Долго не осмеливался я раскрыть ей причину этого нового страданья. Ко однажды мне удалось заговорить с ней на эту тему, и я стал с притворным равнодушием выспрашивать ее о моих предшественниках в ее любви. Она вдруг принялась смеяться, сжимая мои губы своими, и запечатлела их молчанием. И я чувствовал себя с тайной этих уст на моих устах, как в глубокой могиле, которую придавил упавший камень.
В этот день я больше не возобновлял разговора. Ей было достаточно скрепить мои уста пламенной печатью поцелуя, чтобы тот же час рассеялась моя тоска.
Но через некоторое время я снова стал расспрашивать ее о любви к ней других мужчин. Она опять засмеялась и приблизила свои губы, чтобы и на этот раз связать их молчанием. Но я знал, что если хоть капля ее жгучей слюны попадет на мои уста, всякое мужество оставит меня.
Я отвернулся. Тогда она схватила руками мою голову – чтобы возбудить во мне страсть. Я укусил ей от злости шею. Маленькое пятнышко алой крови окрасило подушку. И я вскричал:
– Назови мне имена всех, кого ты любила. Скажи мне, скажи, Од, я этого требую.

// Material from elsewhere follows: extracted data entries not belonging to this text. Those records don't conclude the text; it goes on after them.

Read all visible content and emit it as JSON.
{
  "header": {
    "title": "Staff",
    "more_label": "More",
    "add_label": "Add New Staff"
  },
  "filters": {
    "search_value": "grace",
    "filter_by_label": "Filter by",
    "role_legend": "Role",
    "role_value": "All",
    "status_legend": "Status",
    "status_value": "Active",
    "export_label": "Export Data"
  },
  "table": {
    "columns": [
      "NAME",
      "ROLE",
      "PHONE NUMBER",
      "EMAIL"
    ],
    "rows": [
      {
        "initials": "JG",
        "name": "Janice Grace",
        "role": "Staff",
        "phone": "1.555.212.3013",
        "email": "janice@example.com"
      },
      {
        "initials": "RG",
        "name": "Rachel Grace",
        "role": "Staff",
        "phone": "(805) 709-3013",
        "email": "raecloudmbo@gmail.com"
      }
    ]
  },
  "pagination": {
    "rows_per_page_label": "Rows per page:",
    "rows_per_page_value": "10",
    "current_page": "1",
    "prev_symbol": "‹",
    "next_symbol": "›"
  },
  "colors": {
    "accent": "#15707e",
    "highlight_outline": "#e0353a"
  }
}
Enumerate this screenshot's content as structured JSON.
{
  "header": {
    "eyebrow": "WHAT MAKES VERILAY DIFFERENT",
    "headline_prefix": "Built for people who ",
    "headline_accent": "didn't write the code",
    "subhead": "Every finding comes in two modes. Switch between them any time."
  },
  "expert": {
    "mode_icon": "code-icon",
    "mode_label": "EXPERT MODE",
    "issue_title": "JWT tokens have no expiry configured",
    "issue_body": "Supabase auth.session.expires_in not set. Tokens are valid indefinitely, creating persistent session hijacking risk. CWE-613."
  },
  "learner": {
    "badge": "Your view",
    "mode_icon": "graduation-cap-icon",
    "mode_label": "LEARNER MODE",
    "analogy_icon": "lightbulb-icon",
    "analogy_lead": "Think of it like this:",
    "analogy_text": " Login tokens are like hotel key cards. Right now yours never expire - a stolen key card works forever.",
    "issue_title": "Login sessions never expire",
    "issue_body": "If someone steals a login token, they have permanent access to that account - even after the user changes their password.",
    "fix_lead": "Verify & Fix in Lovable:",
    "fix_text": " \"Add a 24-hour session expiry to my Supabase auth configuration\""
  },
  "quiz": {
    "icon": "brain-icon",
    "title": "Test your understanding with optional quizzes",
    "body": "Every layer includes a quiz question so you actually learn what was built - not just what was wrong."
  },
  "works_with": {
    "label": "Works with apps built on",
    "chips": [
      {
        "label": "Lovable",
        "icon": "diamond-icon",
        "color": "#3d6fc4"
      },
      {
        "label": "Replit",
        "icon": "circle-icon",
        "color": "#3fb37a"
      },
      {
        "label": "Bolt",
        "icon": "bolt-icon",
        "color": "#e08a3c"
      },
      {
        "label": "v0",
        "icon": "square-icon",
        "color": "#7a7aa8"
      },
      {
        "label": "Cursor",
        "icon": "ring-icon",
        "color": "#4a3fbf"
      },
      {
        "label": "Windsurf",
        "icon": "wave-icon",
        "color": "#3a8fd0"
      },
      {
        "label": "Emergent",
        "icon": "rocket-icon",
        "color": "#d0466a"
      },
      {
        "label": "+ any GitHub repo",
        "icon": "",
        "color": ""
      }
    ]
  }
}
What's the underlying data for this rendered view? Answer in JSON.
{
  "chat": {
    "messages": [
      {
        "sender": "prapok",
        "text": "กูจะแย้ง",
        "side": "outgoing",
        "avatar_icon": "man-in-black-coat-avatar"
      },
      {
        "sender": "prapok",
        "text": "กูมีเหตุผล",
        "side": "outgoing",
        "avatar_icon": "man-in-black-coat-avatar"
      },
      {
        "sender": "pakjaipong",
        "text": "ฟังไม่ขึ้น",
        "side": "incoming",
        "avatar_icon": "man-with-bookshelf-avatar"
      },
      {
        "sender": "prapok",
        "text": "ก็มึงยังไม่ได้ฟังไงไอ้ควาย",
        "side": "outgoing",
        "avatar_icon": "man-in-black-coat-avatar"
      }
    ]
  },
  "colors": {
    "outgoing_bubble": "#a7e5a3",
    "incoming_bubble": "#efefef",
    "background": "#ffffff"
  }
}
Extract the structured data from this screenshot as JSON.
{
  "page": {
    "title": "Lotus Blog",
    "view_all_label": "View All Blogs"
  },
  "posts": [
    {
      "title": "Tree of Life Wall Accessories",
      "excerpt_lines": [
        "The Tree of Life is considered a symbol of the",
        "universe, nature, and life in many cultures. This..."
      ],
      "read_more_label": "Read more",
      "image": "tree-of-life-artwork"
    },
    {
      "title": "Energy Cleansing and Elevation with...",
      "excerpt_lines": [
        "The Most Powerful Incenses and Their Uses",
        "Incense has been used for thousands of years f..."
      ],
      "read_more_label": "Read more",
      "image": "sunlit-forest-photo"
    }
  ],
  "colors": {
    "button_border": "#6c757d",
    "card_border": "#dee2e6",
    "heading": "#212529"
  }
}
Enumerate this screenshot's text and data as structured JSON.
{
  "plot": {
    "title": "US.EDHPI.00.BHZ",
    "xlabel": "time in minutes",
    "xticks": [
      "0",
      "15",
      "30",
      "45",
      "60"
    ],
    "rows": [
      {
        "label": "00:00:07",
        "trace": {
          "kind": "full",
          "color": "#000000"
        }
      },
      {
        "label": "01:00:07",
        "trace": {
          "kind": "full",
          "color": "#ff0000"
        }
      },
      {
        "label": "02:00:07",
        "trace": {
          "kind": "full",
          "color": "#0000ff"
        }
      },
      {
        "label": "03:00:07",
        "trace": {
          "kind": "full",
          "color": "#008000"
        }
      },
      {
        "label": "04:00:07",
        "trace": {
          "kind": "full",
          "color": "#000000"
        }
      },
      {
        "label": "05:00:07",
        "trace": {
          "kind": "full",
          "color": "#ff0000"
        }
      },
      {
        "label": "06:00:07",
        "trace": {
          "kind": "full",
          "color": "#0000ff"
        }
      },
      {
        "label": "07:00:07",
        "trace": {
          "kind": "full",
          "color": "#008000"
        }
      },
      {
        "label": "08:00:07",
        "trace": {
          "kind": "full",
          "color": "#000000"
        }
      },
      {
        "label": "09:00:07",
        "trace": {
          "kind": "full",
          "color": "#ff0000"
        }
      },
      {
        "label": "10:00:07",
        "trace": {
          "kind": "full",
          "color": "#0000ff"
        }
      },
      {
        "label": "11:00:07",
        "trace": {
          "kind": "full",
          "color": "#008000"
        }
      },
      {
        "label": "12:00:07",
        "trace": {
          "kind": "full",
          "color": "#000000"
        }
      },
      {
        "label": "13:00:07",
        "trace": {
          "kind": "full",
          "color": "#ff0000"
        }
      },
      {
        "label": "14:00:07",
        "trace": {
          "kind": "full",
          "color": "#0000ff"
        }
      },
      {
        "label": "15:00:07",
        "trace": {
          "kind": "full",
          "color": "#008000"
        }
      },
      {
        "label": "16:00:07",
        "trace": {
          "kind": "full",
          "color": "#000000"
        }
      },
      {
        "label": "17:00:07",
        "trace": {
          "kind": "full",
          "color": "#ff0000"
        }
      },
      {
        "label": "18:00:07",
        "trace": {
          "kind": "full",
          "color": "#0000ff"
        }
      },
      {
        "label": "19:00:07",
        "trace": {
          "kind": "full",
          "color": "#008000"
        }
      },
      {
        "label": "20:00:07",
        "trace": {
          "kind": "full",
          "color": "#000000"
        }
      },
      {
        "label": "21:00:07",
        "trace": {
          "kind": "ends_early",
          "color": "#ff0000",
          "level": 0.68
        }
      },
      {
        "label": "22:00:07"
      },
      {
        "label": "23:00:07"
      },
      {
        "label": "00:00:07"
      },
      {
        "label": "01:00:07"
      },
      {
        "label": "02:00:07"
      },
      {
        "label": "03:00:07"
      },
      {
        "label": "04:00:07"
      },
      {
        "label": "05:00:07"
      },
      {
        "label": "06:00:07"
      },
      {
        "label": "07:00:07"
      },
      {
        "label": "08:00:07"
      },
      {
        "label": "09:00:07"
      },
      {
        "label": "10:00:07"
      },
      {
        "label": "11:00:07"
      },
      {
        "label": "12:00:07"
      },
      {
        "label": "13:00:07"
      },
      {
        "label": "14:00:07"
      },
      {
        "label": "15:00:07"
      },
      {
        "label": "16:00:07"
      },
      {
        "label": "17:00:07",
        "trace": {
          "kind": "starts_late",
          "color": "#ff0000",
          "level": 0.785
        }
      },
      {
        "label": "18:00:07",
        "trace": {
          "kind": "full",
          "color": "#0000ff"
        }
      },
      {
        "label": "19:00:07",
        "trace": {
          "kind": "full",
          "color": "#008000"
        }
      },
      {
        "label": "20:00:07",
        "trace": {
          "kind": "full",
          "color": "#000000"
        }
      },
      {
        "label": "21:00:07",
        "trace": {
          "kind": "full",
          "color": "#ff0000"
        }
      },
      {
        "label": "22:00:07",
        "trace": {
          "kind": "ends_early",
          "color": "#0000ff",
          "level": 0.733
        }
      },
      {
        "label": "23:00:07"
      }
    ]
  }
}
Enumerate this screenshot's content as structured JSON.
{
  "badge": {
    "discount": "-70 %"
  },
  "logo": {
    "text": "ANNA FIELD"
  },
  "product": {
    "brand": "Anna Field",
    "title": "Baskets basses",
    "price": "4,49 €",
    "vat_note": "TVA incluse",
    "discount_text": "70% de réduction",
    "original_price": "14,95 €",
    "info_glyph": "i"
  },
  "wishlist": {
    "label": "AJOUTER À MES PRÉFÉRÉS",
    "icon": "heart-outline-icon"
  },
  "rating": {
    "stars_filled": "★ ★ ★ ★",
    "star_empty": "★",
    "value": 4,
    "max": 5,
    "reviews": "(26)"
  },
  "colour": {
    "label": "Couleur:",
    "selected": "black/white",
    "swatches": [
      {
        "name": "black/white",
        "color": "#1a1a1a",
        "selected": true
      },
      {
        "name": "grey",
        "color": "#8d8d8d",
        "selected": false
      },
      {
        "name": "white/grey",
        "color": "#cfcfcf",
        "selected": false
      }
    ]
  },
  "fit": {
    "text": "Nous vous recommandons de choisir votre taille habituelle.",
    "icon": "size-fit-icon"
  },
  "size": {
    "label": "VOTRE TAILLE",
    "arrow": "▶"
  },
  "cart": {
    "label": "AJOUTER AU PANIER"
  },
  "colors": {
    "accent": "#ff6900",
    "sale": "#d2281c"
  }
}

Я глядел на ее толстые, как пиявки, губы. Но она вновь спокойно смеялась, несмотря на рану, с немой дрожью своих губ. И побледнела вдруг, как полотно. Промолвила только, взглянув на меня ужасными глазами:
– Их было слишком много. Я не помню всех.
Пухлая Ева, по крайней мере, утешила бы меня нежными словами. Теперь я был в ужасе от того, что сделал и что мне сказала Од. Я почувствовал немое оцепененье перед животной, безжалостной силой, слепым могуществом любви и смерти.
И мы молчали так несколько мгновений. Потом я нежно смыл с ее шеи кровь и тихонько прошептал:
– Прости!
Она снова засмеялась и произнесла так странно, так неумолимо:
– А все-таки ты всецело мой до самой крови твоих жил!
Этот зверский похотливый крик, отдававший спальней и бойней, приговорил меня бесповоротно, как скотину, из-за которой вышел спор между пастухом и мясником.
Я ужаснулся сверхъестественному безобразию, которое придавала ей уверенность в своем могуществе. Но ничего не нашел промолвить ей в ответ, ибо в этот момент я почувствовал себя в самом деле тем, чем были для нее те другие. Кровь во мне остановилась. Теперь я принадлежал ей еще сильней, благодаря ее ране, благодаря маленькой алой капельке крови, словно я напился ее жизни.
И больше я не начинал с ней разговора о тех, которым раньше отдала она свою любовь.
Од вымолвила правдивое и ужасное слово. Она обладала мной до самой крови моих жил, до мозга моих костей, до самых тайников моей животной природы с того самого дня, когда я впервые изведал пламень ее поцелуя. Я должен был жить отравленный во всем своем существе душистым, тонким ядом. Она совершала лишь то, что раньше проделывала с другими. И в этом заключалось ее трагическое величие.
В эту пору душа моя еще боролась и не была лишена благой вести, как это – увы – случилось позднее. Эта Благая Весть, полная целительных благовоний и мирры, могла бы спасти менее болезненного юношу. Она навещала меня временами и пыталась умастить язву, снедаемую внутренним огнем, от которого я сгорал. Она ободряла меня и удерживала от нового падения, увы, – лишь на слишком короткое время. Я становился снова чувствительным существом, которого могла бы еще исцелить духовная близость, ласки и утешения.